00:03 L'été a été très chaud aussi dans les services d'urgence des hôpitaux.
00:07 Théo, c'est ce que montre le syndicat Samu Urgences de France avec ce bilan de l'été publié aujourd'hui.
00:12 - Oui, un rapport qui dit que 163 services d'urgence ont dû fermer au moins une fois cet été,
00:18 presque un sur deux dans le pays.
00:21 Bonjour Éric Thibault.
00:23 - Oui, bonjour.
00:24 - Vous êtes aussi membre de Samu Urgences de France
00:26 et médecin-chef du service des urgences de Colmar et du Smur.
00:31 D'après votre syndicat, il y a eu cet été dans le Haut-Rhin et le Bas-Rhin
00:35 de une à trois fermetures de services d'urgence.
00:38 On est à plus de neuf par exemple dans des départements comme la Gironde ou le Rhône.
00:42 Est-ce que finalement en Alsace, on s'en est un peu mieux sorti qu'ailleurs ?
00:47 - Alors il faut surtout, je pense, corréler ces chiffres.
00:49 À combien il y a de services d'urgence dans le département ?
00:52 - Sur la Gironde, Bordeaux reste une très très grosse ville avec beaucoup de services d'urgence.
00:57 Donc ça reste à rapporter au nombre de services existants à la base.
01:01 - Donc ça a été compliqué en Alsace quand même ?
01:05 - Je pense que ça a été compliqué partout et en Alsace pas moins qu'ailleurs.
01:11 - On a parlé de la situation à Strasbourg notamment dans nos journaux ce matin
01:16 avec ce droit d'alerte qui a été utilisé par des soignants.
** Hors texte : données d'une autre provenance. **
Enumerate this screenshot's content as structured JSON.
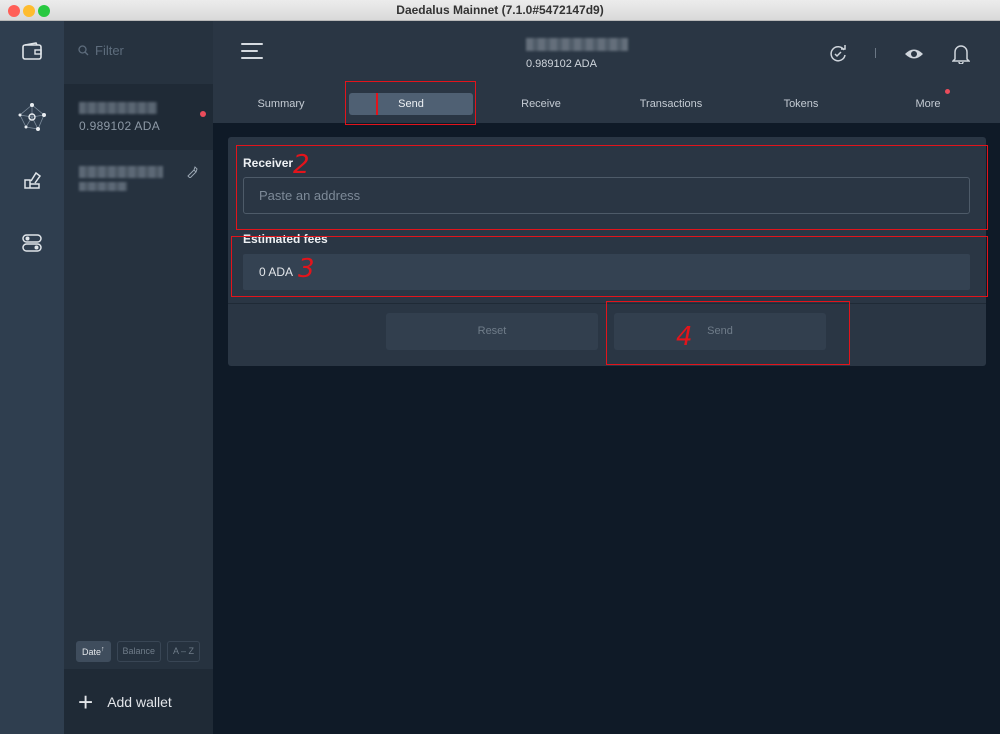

01:19 Il n'y a pas eu de mécanisme mis en place par le gouvernement, contrairement à l'été dernier
01:25 où le rappel avait été battu.
01:27 Est-ce que la situation a été pire que l'été dernier ?
01:30 - Vous savez, on a le sentiment depuis des années que ça se dégrade chaque année.
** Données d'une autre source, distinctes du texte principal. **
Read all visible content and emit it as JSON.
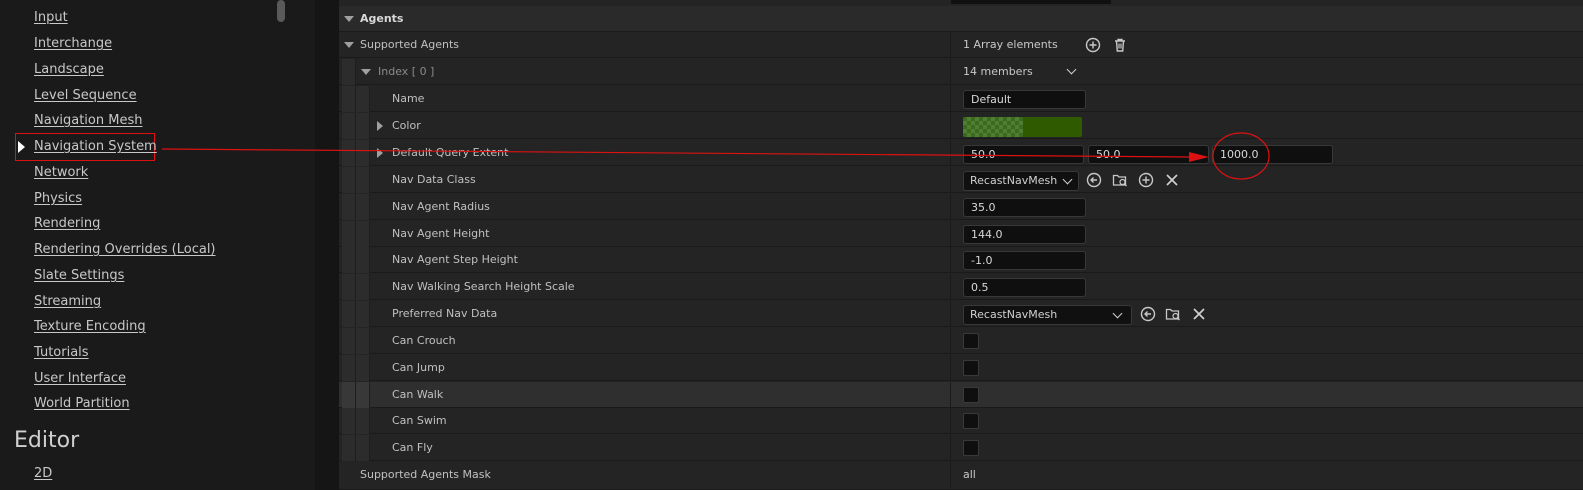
{
  "sidebar": {
    "items": [
      {
        "label": "Input"
      },
      {
        "label": "Interchange"
      },
      {
        "label": "Landscape"
      },
      {
        "label": "Level Sequence"
      },
      {
        "label": "Navigation Mesh"
      },
      {
        "label": "Navigation System"
      },
      {
        "label": "Network"
      },
      {
        "label": "Physics"
      },
      {
        "label": "Rendering"
      },
      {
        "label": "Rendering Overrides (Local)"
      },
      {
        "label": "Slate Settings"
      },
      {
        "label": "Streaming"
      },
      {
        "label": "Texture Encoding"
      },
      {
        "label": "Tutorials"
      },
      {
        "label": "User Interface"
      },
      {
        "label": "World Partition"
      }
    ],
    "section_heading": "Editor",
    "section_items": [
      {
        "label": "2D"
      }
    ],
    "selected": "Navigation System"
  },
  "details": {
    "category": "Agents",
    "supported_agents": {
      "label": "Supported Agents",
      "value": "1 Array elements"
    },
    "index": {
      "label": "Index [ 0 ]",
      "value": "14 members"
    },
    "props": {
      "name": {
        "label": "Name",
        "value": "Default"
      },
      "color": {
        "label": "Color",
        "value": "#2f5a00"
      },
      "query_extent": {
        "label": "Default Query Extent",
        "x": "50.0",
        "y": "50.0",
        "z": "1000.0"
      },
      "nav_data_class": {
        "label": "Nav Data Class",
        "value": "RecastNavMesh"
      },
      "radius": {
        "label": "Nav Agent Radius",
        "value": "35.0"
      },
      "height": {
        "label": "Nav Agent Height",
        "value": "144.0"
      },
      "step_height": {
        "label": "Nav Agent Step Height",
        "value": "-1.0"
      },
      "walk_scale": {
        "label": "Nav Walking Search Height Scale",
        "value": "0.5"
      },
      "preferred": {
        "label": "Preferred Nav Data",
        "value": "RecastNavMesh"
      },
      "can_crouch": {
        "label": "Can Crouch",
        "checked": false
      },
      "can_jump": {
        "label": "Can Jump",
        "checked": false
      },
      "can_walk": {
        "label": "Can Walk",
        "checked": false
      },
      "can_swim": {
        "label": "Can Swim",
        "checked": false
      },
      "can_fly": {
        "label": "Can Fly",
        "checked": false
      }
    },
    "mask": {
      "label": "Supported Agents Mask",
      "value": "all"
    }
  },
  "annotation_color": "#dd1111"
}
01:34 Et chaque année malheureusement ce sentiment se confirme.
01:37 Et notre ministre fraîchement nommé a quand même réussi à dire à mi-août
01:42 qu'il n'y avait pas plus d'événements indésirables graves déclarés sur la France.
01:46 Donc la situation n'était pas pire que les années d'avant.
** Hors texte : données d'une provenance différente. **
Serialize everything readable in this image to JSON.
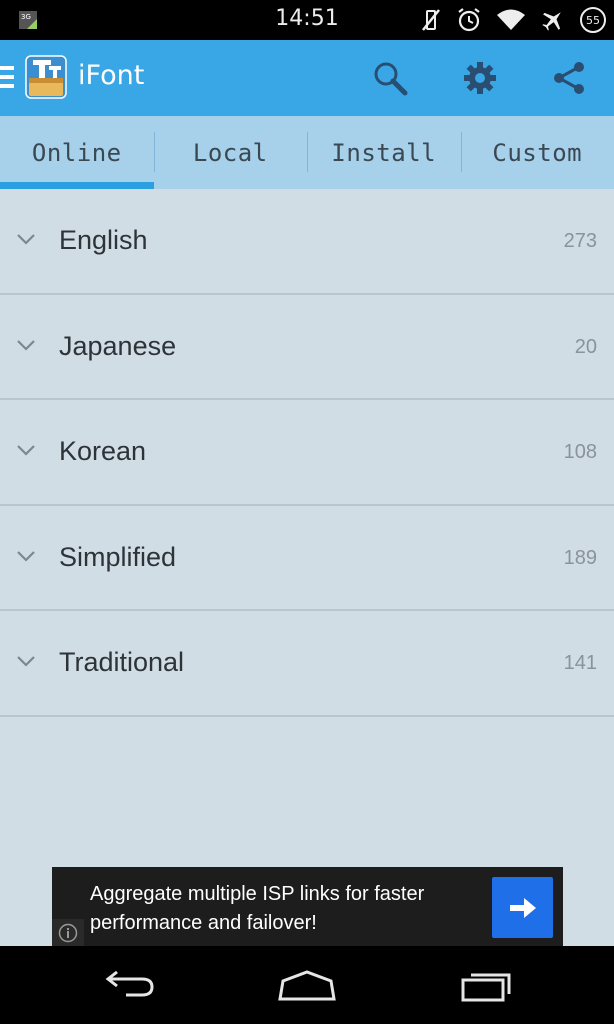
{
  "status_bar": {
    "time": "14:51",
    "battery_level": "55",
    "icons": [
      "3g-icon",
      "vibrate-off-icon",
      "alarm-icon",
      "wifi-icon",
      "airplane-icon",
      "battery-icon"
    ]
  },
  "action_bar": {
    "title": "iFont",
    "actions": [
      "search-icon",
      "settings-gear-icon",
      "share-icon"
    ]
  },
  "tabs": [
    {
      "label": "Online",
      "active": true
    },
    {
      "label": "Local",
      "active": false
    },
    {
      "label": "Install",
      "active": false
    },
    {
      "label": "Custom",
      "active": false
    }
  ],
  "categories": [
    {
      "label": "English",
      "count": "273"
    },
    {
      "label": "Japanese",
      "count": "20"
    },
    {
      "label": "Korean",
      "count": "108"
    },
    {
      "label": "Simplified",
      "count": "189"
    },
    {
      "label": "Traditional",
      "count": "141"
    }
  ],
  "ad": {
    "text": "Aggregate multiple ISP links for faster performance and failover!"
  },
  "colors": {
    "action_bar": "#39a7e6",
    "tabs_bg": "#a7d0eb",
    "tab_indicator": "#2c9fe0",
    "list_bg": "#d0dde5",
    "ad_button": "#1f6fe8"
  },
  "nav_bar": [
    "back-icon",
    "home-icon",
    "recents-icon"
  ]
}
01:48 En effet, je pense que la situation à Strasbourg en particulier est caricaturale
01:52 et démontre à quel point notre système de santé est en train de s'effondrer.
01:55 Et le gouvernement regarde ailleurs.
01:57 - Est-ce que vous redoutez la disparition des services d'urgence accessibles à tout moment ?
02:01 Certains services sont déjà fermés cet été en Alsace.
02:04 Est-ce que vous en avez souffert ?
02:06 Est-ce que vous avez aussi été victime de longues heures d'attente dans les services d'urgence ?
02:10 Venez nous le dire ce matin sur France Bleu Alsace, France 3 Alsace, 03 88 25 15 15.
02:15 On en parle avec le médecin-chef du service des urgences de Colmar et du SMUR.
02:19 - Eric Thibault, la mise en place d'un service de régulation
02:23 en passant par le SAMU pour arriver aux urgences,
02:25 c'est ce qui a été fait à Saverne par exemple cet été,
02:27 est-ce que c'est une bonne solution ?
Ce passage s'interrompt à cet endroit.